5. CORPORATE GOVERNANCE AND REGULATORY COMPLIANCE
5.1 For the purposes of section 172 of the Companies Act 2006, it is noted that the [significant contract/ transaction] may have implications for the following stakeholder groups: [insert details of stakeholder groups relevant in the context of this board paper (e.g. investors, employees, customers, suppliers, community, environment) why they matter and the issues or concerns that they may have in relation to the significant contract or transaction.

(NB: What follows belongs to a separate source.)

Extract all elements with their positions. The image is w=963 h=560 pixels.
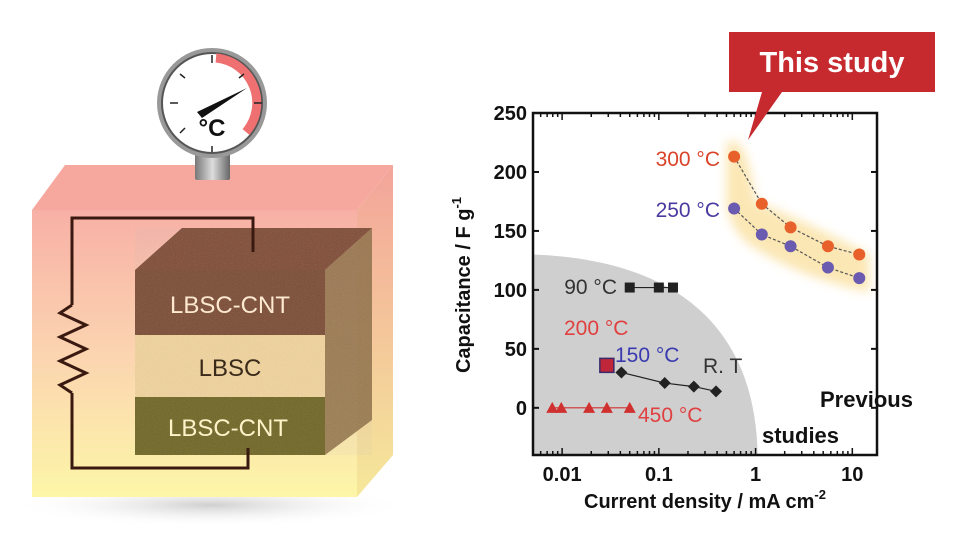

Cross-reference discussion on just transition at 4.1.1 above if relevant.]
5.2 The following actions have been or will be taken to address such stakeholder concerns and/ or to generate value for such stakeholders [add details of relevant trade-offs or concessions adopted or parts of the significant contract/ transaction that may be tailored to address stakeholder concerns.]
5.3 Such actions will create opportunities for value creation and [are [fully/ partially] aligned with][have no impact on][will help us to achieve] our [net zero strategy/ interim emissions reductions targets/ Paris-aligned business strategy/ operational plan on climate change/ long-term sustainable success]. [Add details including how the analysis of implications for stakeholders and steps taken to address these align the significant transaction/ contract with business strategy.]
5.4 The [significant contract/ transaction] [does not] raise issues of regulatory compliance. [Detail.]
6. MANAGEMENT RESPONSIBILITY
[Identify manager/ committee who is responsible for the climate-related strategic and operational issues, if different from the manager/ committee responsible for the other commercial aspects of the [significant contract/ transaction].]